Nachmittags unternimmt man eine Aufnahme. Eine zweite soll folgen, bevor Valentin kabarettdienstpflichtig wird. Aber aller Augen warten umsonst auf den Regisseur. Valentin, mit der Uhr in der Hand und dem Gold einiger handfester Flüche im Munde, sucht ihn. Es geht gen Abend. Er muß ins Kabarett. Da entdeckt er den Regisseur mit Frau und Kind auf dem Bock des Postillonwagens. Davor ein Photograph. Der probiert seit zwei Stunden Stellungen aus, damit die Familie in die Woche kommt (zu Scherl natürlich). Valentin packt seinen Schminkkasten und schwört, den Drehstücken endgültig den Rücken zu drehen.
Aber edel sei der Mensch, hilflos und gut. Noch während er sich die Kientopperei untersagt, überredet ihn ein anderer.
Ein Dramatiker kommt zu ihm. Einer von denen, aus deren detonierenden Knallbonbons die Menschheit den Rhythmus des Weltalls herauszuhören sich einredet. Ein Regisseur bearbeitet den Dichter. Propheten, die Valentins Komik als Kosmisches, aber ihre eigene Kosmik nicht als Kosmetisches erkannten.

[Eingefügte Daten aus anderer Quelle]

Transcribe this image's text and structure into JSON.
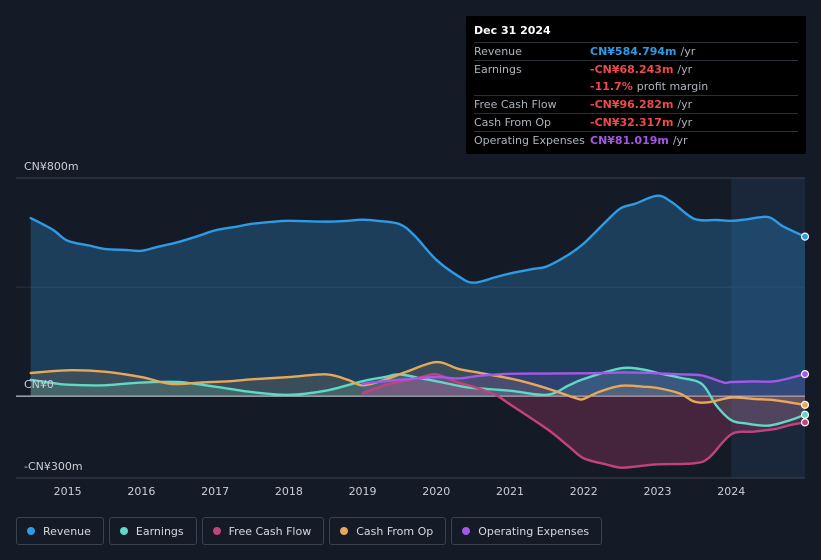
{
  "tooltip": {
    "date": "Dec 31 2024",
    "rows": [
      {
        "label": "Revenue",
        "value": "CN¥584.794m",
        "unit": "/yr",
        "color": "#2d9be5"
      },
      {
        "label": "Earnings",
        "value": "-CN¥68.243m",
        "unit": "/yr",
        "color": "#ef4a4a"
      },
      {
        "label": "",
        "value": "-11.7%",
        "unit": "profit margin",
        "color": "#ef4a4a"
      },
      {
        "label": "Free Cash Flow",
        "value": "-CN¥96.282m",
        "unit": "/yr",
        "color": "#ef4a4a"
      },
      {
        "label": "Cash From Op",
        "value": "-CN¥32.317m",
        "unit": "/yr",
        "color": "#ef4a4a"
      },
      {
        "label": "Operating Expenses",
        "value": "CN¥81.019m",
        "unit": "/yr",
        "color": "#a457e8"
      }
    ]
  },
  "legend": [
    {
      "label": "Revenue",
      "color": "#2d9be5"
    },
    {
      "label": "Earnings",
      "color": "#5fd8c4"
    },
    {
      "label": "Free Cash Flow",
      "color": "#c2427e"
    },
    {
      "label": "Cash From Op",
      "color": "#e8a85a"
    },
    {
      "label": "Operating Expenses",
      "color": "#a457e8"
    }
  ],
  "chart_data": {
    "type": "area",
    "title": "",
    "xlabel": "",
    "ylabel": "",
    "y_top_label": "CN¥800m",
    "y_zero_label": "CN¥0",
    "y_bottom_label": "-CN¥300m",
    "ylim": [
      -300,
      800
    ],
    "xlim": [
      2014.3,
      2025.0
    ],
    "x_ticks": [
      "2015",
      "2016",
      "2017",
      "2018",
      "2019",
      "2020",
      "2021",
      "2022",
      "2023",
      "2024"
    ],
    "highlight_start": 2024.0,
    "series": [
      {
        "name": "Revenue",
        "color": "#2d9be5",
        "points": [
          [
            2014.5,
            653
          ],
          [
            2014.8,
            610
          ],
          [
            2015.0,
            570
          ],
          [
            2015.3,
            552
          ],
          [
            2015.5,
            540
          ],
          [
            2015.8,
            536
          ],
          [
            2016.0,
            533
          ],
          [
            2016.2,
            546
          ],
          [
            2016.5,
            565
          ],
          [
            2016.8,
            590
          ],
          [
            2017.0,
            608
          ],
          [
            2017.3,
            622
          ],
          [
            2017.5,
            632
          ],
          [
            2017.8,
            640
          ],
          [
            2018.0,
            643
          ],
          [
            2018.5,
            640
          ],
          [
            2018.8,
            643
          ],
          [
            2019.0,
            647
          ],
          [
            2019.2,
            643
          ],
          [
            2019.5,
            631
          ],
          [
            2019.7,
            590
          ],
          [
            2020.0,
            500
          ],
          [
            2020.3,
            440
          ],
          [
            2020.5,
            416
          ],
          [
            2020.8,
            436
          ],
          [
            2021.0,
            450
          ],
          [
            2021.3,
            466
          ],
          [
            2021.5,
            476
          ],
          [
            2021.8,
            520
          ],
          [
            2022.0,
            560
          ],
          [
            2022.3,
            640
          ],
          [
            2022.5,
            689
          ],
          [
            2022.7,
            706
          ],
          [
            2023.0,
            735
          ],
          [
            2023.2,
            710
          ],
          [
            2023.5,
            650
          ],
          [
            2023.8,
            646
          ],
          [
            2024.0,
            643
          ],
          [
            2024.2,
            648
          ],
          [
            2024.5,
            657
          ],
          [
            2024.7,
            623
          ],
          [
            2025.0,
            585
          ]
        ]
      },
      {
        "name": "Earnings",
        "color": "#5fd8c4",
        "points": [
          [
            2014.5,
            60
          ],
          [
            2014.8,
            48
          ],
          [
            2015.0,
            42
          ],
          [
            2015.5,
            40
          ],
          [
            2016.0,
            50
          ],
          [
            2016.5,
            52
          ],
          [
            2017.0,
            35
          ],
          [
            2017.5,
            15
          ],
          [
            2018.0,
            5
          ],
          [
            2018.5,
            20
          ],
          [
            2019.0,
            55
          ],
          [
            2019.3,
            70
          ],
          [
            2019.5,
            80
          ],
          [
            2019.8,
            65
          ],
          [
            2020.0,
            55
          ],
          [
            2020.3,
            38
          ],
          [
            2020.5,
            30
          ],
          [
            2021.0,
            20
          ],
          [
            2021.5,
            5
          ],
          [
            2021.8,
            40
          ],
          [
            2022.0,
            63
          ],
          [
            2022.5,
            102
          ],
          [
            2022.8,
            98
          ],
          [
            2023.0,
            85
          ],
          [
            2023.3,
            68
          ],
          [
            2023.6,
            45
          ],
          [
            2023.8,
            -35
          ],
          [
            2024.0,
            -88
          ],
          [
            2024.2,
            -100
          ],
          [
            2024.5,
            -108
          ],
          [
            2024.8,
            -88
          ],
          [
            2025.0,
            -68
          ]
        ]
      },
      {
        "name": "Free Cash Flow",
        "color": "#c2427e",
        "points": [
          [
            2019.0,
            10
          ],
          [
            2019.3,
            40
          ],
          [
            2019.5,
            52
          ],
          [
            2019.8,
            70
          ],
          [
            2020.0,
            80
          ],
          [
            2020.3,
            50
          ],
          [
            2020.5,
            35
          ],
          [
            2020.8,
            5
          ],
          [
            2021.0,
            -30
          ],
          [
            2021.5,
            -120
          ],
          [
            2021.8,
            -185
          ],
          [
            2022.0,
            -228
          ],
          [
            2022.3,
            -250
          ],
          [
            2022.5,
            -262
          ],
          [
            2022.7,
            -258
          ],
          [
            2023.0,
            -250
          ],
          [
            2023.5,
            -246
          ],
          [
            2023.7,
            -225
          ],
          [
            2024.0,
            -140
          ],
          [
            2024.3,
            -130
          ],
          [
            2024.6,
            -120
          ],
          [
            2024.8,
            -106
          ],
          [
            2025.0,
            -96
          ]
        ]
      },
      {
        "name": "Cash From Op",
        "color": "#e8a85a",
        "points": [
          [
            2014.5,
            85
          ],
          [
            2015.0,
            95
          ],
          [
            2015.5,
            90
          ],
          [
            2016.0,
            70
          ],
          [
            2016.4,
            45
          ],
          [
            2016.8,
            50
          ],
          [
            2017.2,
            55
          ],
          [
            2017.5,
            62
          ],
          [
            2018.0,
            70
          ],
          [
            2018.5,
            80
          ],
          [
            2018.8,
            60
          ],
          [
            2019.0,
            40
          ],
          [
            2019.3,
            60
          ],
          [
            2019.6,
            90
          ],
          [
            2020.0,
            125
          ],
          [
            2020.3,
            100
          ],
          [
            2020.6,
            85
          ],
          [
            2021.0,
            65
          ],
          [
            2021.3,
            45
          ],
          [
            2021.6,
            20
          ],
          [
            2021.9,
            -8
          ],
          [
            2022.0,
            -10
          ],
          [
            2022.2,
            15
          ],
          [
            2022.5,
            38
          ],
          [
            2022.8,
            35
          ],
          [
            2023.0,
            30
          ],
          [
            2023.3,
            10
          ],
          [
            2023.5,
            -20
          ],
          [
            2023.7,
            -22
          ],
          [
            2024.0,
            -5
          ],
          [
            2024.3,
            -10
          ],
          [
            2024.6,
            -15
          ],
          [
            2025.0,
            -32
          ]
        ]
      },
      {
        "name": "Operating Expenses",
        "color": "#a457e8",
        "points": [
          [
            2019.0,
            45
          ],
          [
            2019.3,
            55
          ],
          [
            2019.6,
            62
          ],
          [
            2020.0,
            70
          ],
          [
            2020.3,
            65
          ],
          [
            2020.6,
            75
          ],
          [
            2021.0,
            82
          ],
          [
            2021.5,
            83
          ],
          [
            2022.0,
            84
          ],
          [
            2022.3,
            85
          ],
          [
            2022.5,
            87
          ],
          [
            2022.8,
            86
          ],
          [
            2023.0,
            84
          ],
          [
            2023.3,
            80
          ],
          [
            2023.6,
            76
          ],
          [
            2023.9,
            50
          ],
          [
            2024.0,
            52
          ],
          [
            2024.3,
            54
          ],
          [
            2024.6,
            55
          ],
          [
            2025.0,
            81
          ]
        ]
      }
    ]
  }
}
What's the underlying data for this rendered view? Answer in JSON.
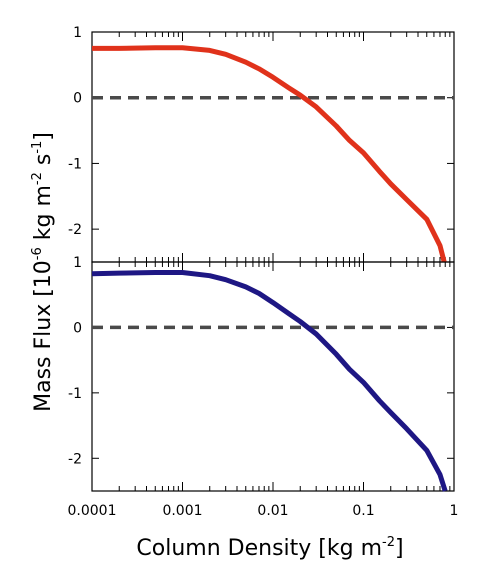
{
  "chart_data": [
    {
      "type": "line",
      "panel": "top",
      "xscale": "log",
      "xlim": [
        0.0001,
        1
      ],
      "ylim": [
        -2.5,
        1
      ],
      "yticks": [
        1,
        0,
        -1,
        -2
      ],
      "ytick_labels": [
        "1",
        "0",
        "-1",
        "-2"
      ],
      "reference_line": {
        "y": 0,
        "style": "dashed",
        "color": "#4a4a4a"
      },
      "series": [
        {
          "color": "#e0321b",
          "x": [
            0.0001,
            0.0002,
            0.0005,
            0.001,
            0.002,
            0.003,
            0.005,
            0.007,
            0.01,
            0.015,
            0.02,
            0.03,
            0.05,
            0.07,
            0.1,
            0.15,
            0.2,
            0.3,
            0.5,
            0.7,
            0.78
          ],
          "y": [
            0.75,
            0.75,
            0.76,
            0.76,
            0.72,
            0.66,
            0.54,
            0.44,
            0.31,
            0.15,
            0.04,
            -0.14,
            -0.43,
            -0.65,
            -0.84,
            -1.12,
            -1.31,
            -1.55,
            -1.85,
            -2.25,
            -2.5
          ]
        }
      ]
    },
    {
      "type": "line",
      "panel": "bottom",
      "xscale": "log",
      "xlim": [
        0.0001,
        1
      ],
      "ylim": [
        -2.5,
        1
      ],
      "yticks": [
        1,
        0,
        -1,
        -2
      ],
      "ytick_labels": [
        "1",
        "0",
        "-1",
        "-2"
      ],
      "xticks": [
        0.0001,
        0.001,
        0.01,
        0.1,
        1
      ],
      "xtick_labels": [
        "0.0001",
        "0.001",
        "0.01",
        "0.1",
        "1"
      ],
      "reference_line": {
        "y": 0,
        "style": "dashed",
        "color": "#4a4a4a"
      },
      "series": [
        {
          "color": "#1e1784",
          "x": [
            0.0001,
            0.0002,
            0.0005,
            0.001,
            0.002,
            0.003,
            0.005,
            0.007,
            0.01,
            0.015,
            0.02,
            0.03,
            0.05,
            0.07,
            0.1,
            0.15,
            0.2,
            0.3,
            0.5,
            0.7,
            0.8
          ],
          "y": [
            0.82,
            0.83,
            0.84,
            0.84,
            0.79,
            0.73,
            0.62,
            0.52,
            0.38,
            0.21,
            0.09,
            -0.1,
            -0.41,
            -0.64,
            -0.84,
            -1.12,
            -1.3,
            -1.55,
            -1.88,
            -2.25,
            -2.5
          ]
        }
      ]
    }
  ],
  "labels": {
    "xlabel": "Column Density [kg m",
    "xlabel_sup": "-2",
    "xlabel_end": "]",
    "ylabel_a": "Mass Flux [10",
    "ylabel_sup1": "-6",
    "ylabel_b": " kg m",
    "ylabel_sup2": "-2",
    "ylabel_c": " s",
    "ylabel_sup3": "-1",
    "ylabel_d": "]"
  }
}
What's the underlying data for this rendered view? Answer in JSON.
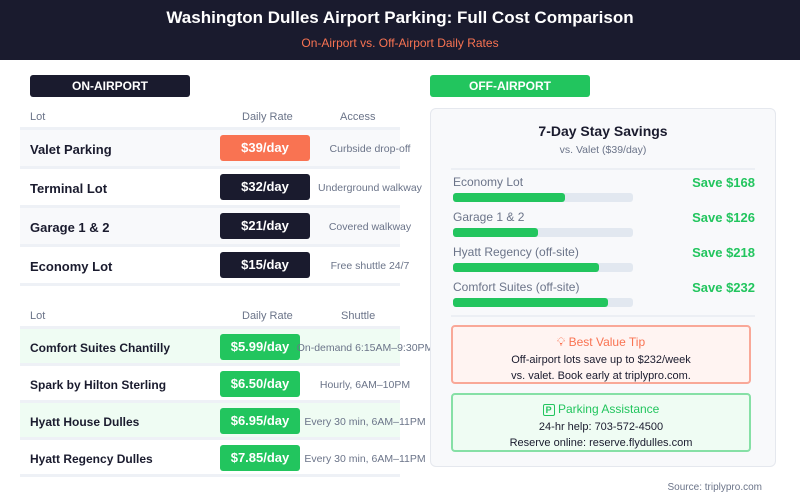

Sie bestellen ihn zu ihrem Geldgeber, dem die Welt des Films aus böhmischen Dörfern bestand. (Um so leichter konnten sie ihm goldene versprechen.) Valentin geht hin und sieht sie sitzen: Prophet rechts. Prophete links, das Geldkind in der Mitten.
Er unterschreibt einen Vertrag. Und denkt: „Jetzt wird's Licht.”
Die Proben beginnen. Regisseur und Dichter reden. „Zwei Seelen und kein Gedanke,” denkt Valentin und macht Vorschläge, die wie Brosamen von seinem Tische fallen.
Doch: die ihn überredeten, überhören ihn auch. Sie drehen eine eigene, eine neue Idee. Betitelt: „Der geheimnisvolle Friseurladen.” Nach dem Muster der amerikanischen Exzentriks.
Bald darauf folgt Valentins größtes Erlebnis: seine erste Weltreise. Er fährt von München (mit zweitägiger Beruhigungspause in Salzburg) nach Wien. Ins Engagement.
Und sieht eines Tages, wie er zwischen Jause und Nachtmahl in den Kientopp pilgert, und sieht ... „Die Mysterien des Friseurladens.”
Karlchen freut sich, dem Valentin in Wien, in der Fremde, zu begegnen. Es heimatelt ihn an. Aber bald kommt er dahinter, daß er in dem Film gar nicht vorkommt. Es ist ein anderer Streifen; ist einer, von dem der Dichter in München seine „Ideen” bezogen, so gründlich bezogen hat, daß Karlchen ins Unergründliche zu versinken glaubt.
Dies war der dunkelste Punkt in Valentins Lichtspielkarriere.
Er geht zum Notar und läßt den Propheten inklusive Geldling schreiben, daß er die Aufführung des Friseurladens verbiete. Der liegt unuraufgeführt in einer Tischlade.
Und wenn er nicht verdorben ist, so liegt er dort noch heute.
Hier endet die Geschichte der Filmabenteuer des Don Valentin Quichotte, des Ritters von der traurigen Gestalt; der keinen Cervantes gefunden.
Weshalb es eigentlich eine Vorgeschichte ist.